Okay, fine, originality is not the strongest element working here. But does that mean it’s an awful family movie? Of course not. Actually, it’s quite an entertaining romp. The premise is as ridiculous as you can get, with a little snail named Theo (Ryan Reynolds) having big aspirations to become a racecar driver. Much to the chagrin of his brother Chet (Paul Giamatti), Theo often fantasizes about winning big races like his idol, the French driver Guy Gagne (Bill Hader). Instead of focusing on harvesting the tomatoes in the garden he and his colony live in, Theo (or “Turbo” as he likes to be called) sneaks away to train himself to move faster, or watch videos of Gagne hoisting another victory trophy.

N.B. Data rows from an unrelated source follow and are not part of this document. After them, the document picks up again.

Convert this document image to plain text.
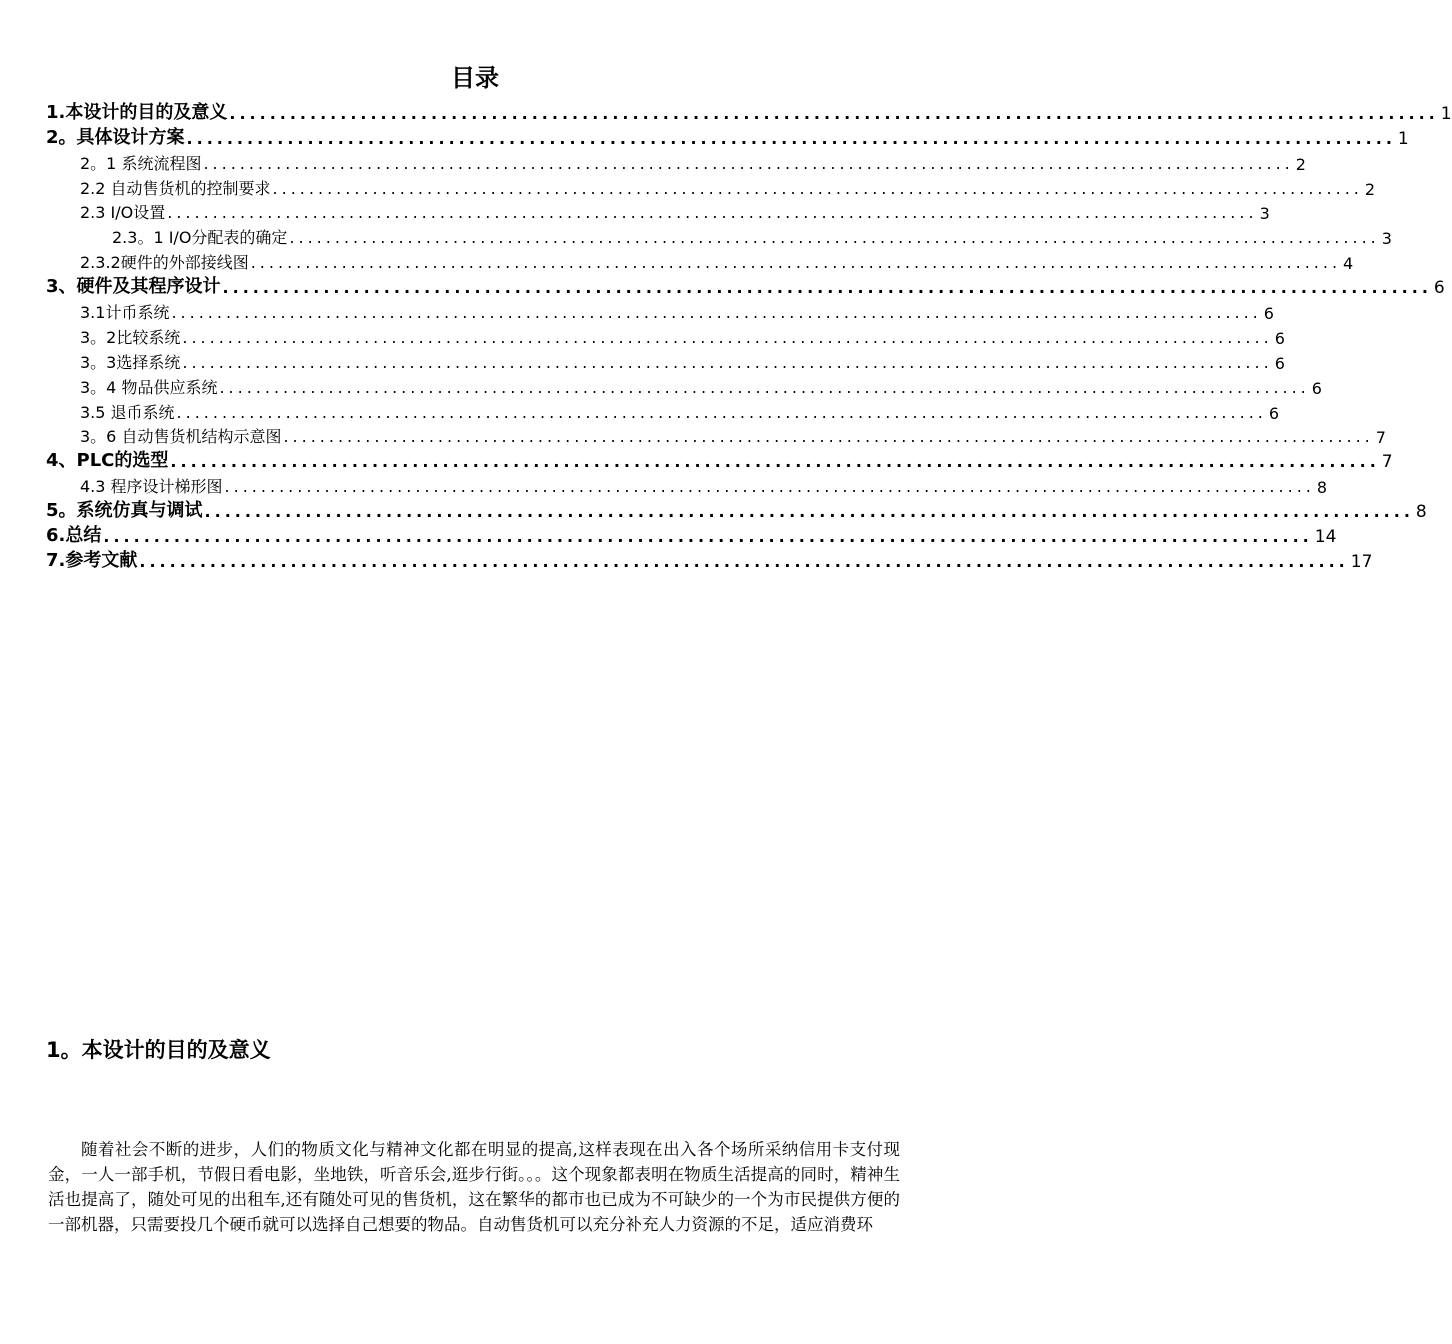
目录
1.本设计的目的及意义 ........................................................................................................................ 1
2。具体设计方案 ........................................................................................................................ 1
2。1 系统流程图 ........................................................................................................................ 2
2.2 自动售货机的控制要求 ........................................................................................................................ 2
2.3 I/O设置 ........................................................................................................................ 3
2.3。1 I/O分配表的确定 ........................................................................................................................ 3
2.3.2硬件的外部接线图 ........................................................................................................................ 4
3、硬件及其程序设计 ........................................................................................................................ 6
3.1计币系统 ........................................................................................................................ 6
3。2比较系统 ........................................................................................................................ 6
3。3选择系统 ........................................................................................................................ 6
3。4 物品供应系统 ........................................................................................................................ 6
3.5 退币系统 ........................................................................................................................ 6
3。6 自动售货机结构示意图 ........................................................................................................................ 7
4、PLC的选型 ........................................................................................................................ 7
4.3 程序设计梯形图 ........................................................................................................................ 8
5。系统仿真与调试 ........................................................................................................................ 8
6.总结 ........................................................................................................................ 14
7.参考文献 ........................................................................................................................ 17
1。本设计的目的及意义

随着社会不断的进步，人们的物质文化与精神文化都在明显的提高,这样表现在出入各个场所采纳信用卡支付现金，一人一部手机，节假日看电影，坐地铁，听音乐会,逛步行街。。。这个现象都表明在物质生活提高的同时，精神生活也提高了，随处可见的出租车,还有随处可见的售货机，这在繁华的都市也已成为不可缺少的一个为市民提供方便的一部机器，只需要投几个硬币就可以选择自己想要的物品。自动售货机可以充分补充人力资源的不足，适应消费环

So how in the heck will Theo ever achieve his aspirations? Chet may act as an opposing viewpoint to Theo, but his reasoning is all too clear: snails are not fast creatures (wow, I never thought I would write a sentence like that). How does Theo do it? By a conveniently written plot contrivance, that’s how! In a state of depression, Theo accidentally falls into the engine of a muscle car, dousing himself in nitrous oxide, and amazingly gaining the ability to move at lightening speed. I’m not a car expert in any way, but something tells me nitrous oxide doesn’t supply magical powers. In fact, if a real snail were to be plunged into an engine full of NOS, chances are it would never be seen again.

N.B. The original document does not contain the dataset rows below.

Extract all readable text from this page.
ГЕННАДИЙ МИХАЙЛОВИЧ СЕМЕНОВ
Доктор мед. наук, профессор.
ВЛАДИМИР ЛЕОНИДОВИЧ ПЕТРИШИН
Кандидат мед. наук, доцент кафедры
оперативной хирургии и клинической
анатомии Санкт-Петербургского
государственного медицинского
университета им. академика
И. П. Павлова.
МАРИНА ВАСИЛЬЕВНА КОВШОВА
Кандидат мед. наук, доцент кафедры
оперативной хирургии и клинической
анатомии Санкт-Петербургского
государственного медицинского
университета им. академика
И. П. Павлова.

Whatever. Theo has now become Turbo, and can outrace not just other snails, but vehicles, as well. His hopes for glory have now taken an enormous step forward, except he doesn’t have a stage to showcase his newly acquired skills. And this is where we’re introduced to the main human character, Tito (Michael Peña). Tito is a plucky and optimistic guy, who runs a Mexican-American food stand as well as a food truck with his brother Angelo (Luis Guzman). They’ve recently fallen into some hard financial times, but when Tito discovers the world’s fastest snail, he becomes convinced their opportunity for success has arrived. Angelo (just like Chet) thinks his brother is crazy, and would rather put his efforts into fixing their oven than toward an animal as small as his finger. But Tito (just like Turbo) is undeterred, and with the help of friends, gathers enough money to enter the little guy into the racing event of all racing events: The Indy 500.

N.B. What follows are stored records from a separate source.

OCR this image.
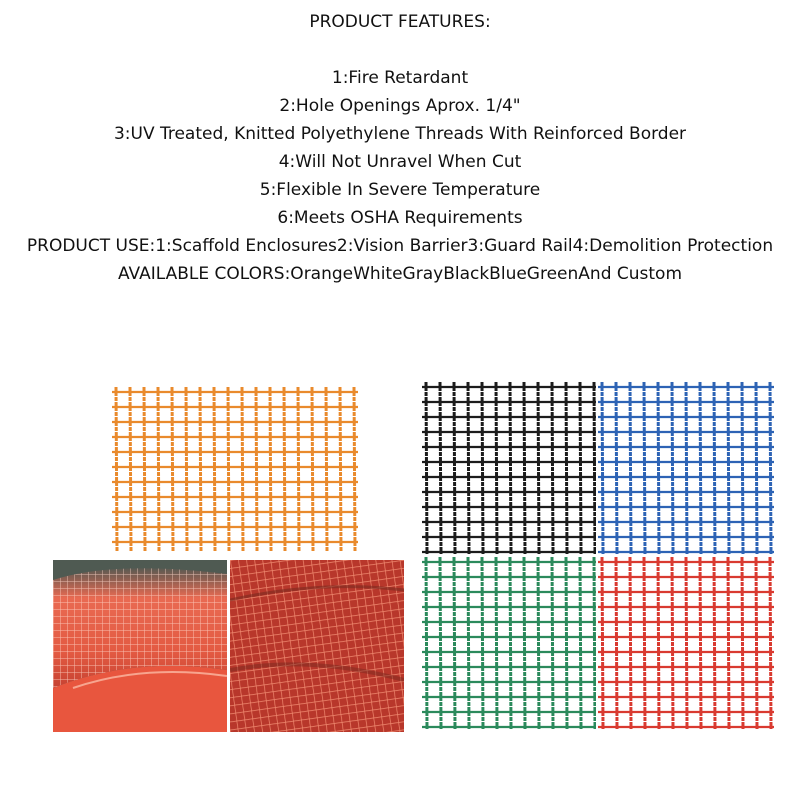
PRODUCT FEATURES:
1:Fire Retardant
2:Hole Openings Aprox. 1/4"
3:UV Treated, Knitted Polyethylene Threads With Reinforced Border
4:Will Not Unravel When Cut
5:Flexible In Severe Temperature
6:Meets OSHA Requirements
PRODUCT USE:1:Scaffold Enclosures2:Vision Barrier3:Guard Rail4:Demolition Protection
AVAILABLE COLORS:OrangeWhiteGrayBlackBlueGreenAnd Custom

That’s a lot to take in. One might as well take believability and throw it out the window, as this calls for a major disregard of reality. But how the film succeeds is in the earnest and authentic nature of its characters. The story is as familiar as can be, but Soren (along with co-writers Darren Lemke and Robert D. Siegel) populates it with unique individuals. It works best in the diversity of the cast. This may be the first time in a major animated film where there’s such an array of various ethnicities featured. Characters come from French, Spanish, African, and Asian decent, and none of them are played as an offensive stereotype. Names like Samuel L. Jackson, Snoop Dogg, Maya Rudolph, Michelle Rodriguez, and Ken Jeong fill out the supporting roles, and they all have an opportunity to make an impression with their wacky and eccentric performances. The voice work and character portrayals are enough to warrant a recommendation.
I haven’t described the big race, because for as well made as it is, the climactic scene is one of a dozen we’ve seen before. And that’s where Turbo comes up a little short. There isn’t enough ambition to lift this unto a higher plateau. The filmmakers may not have aimed that high, but they should have. Clearly the technical side is there, as environments are rendered almost photo-realistically. It’s an entirely passable family entertainment, but I’d like to see DreamWorks really strive to be something unique and different. They should follow their own main character here and not settle on just being competent. The reward is worth the risk.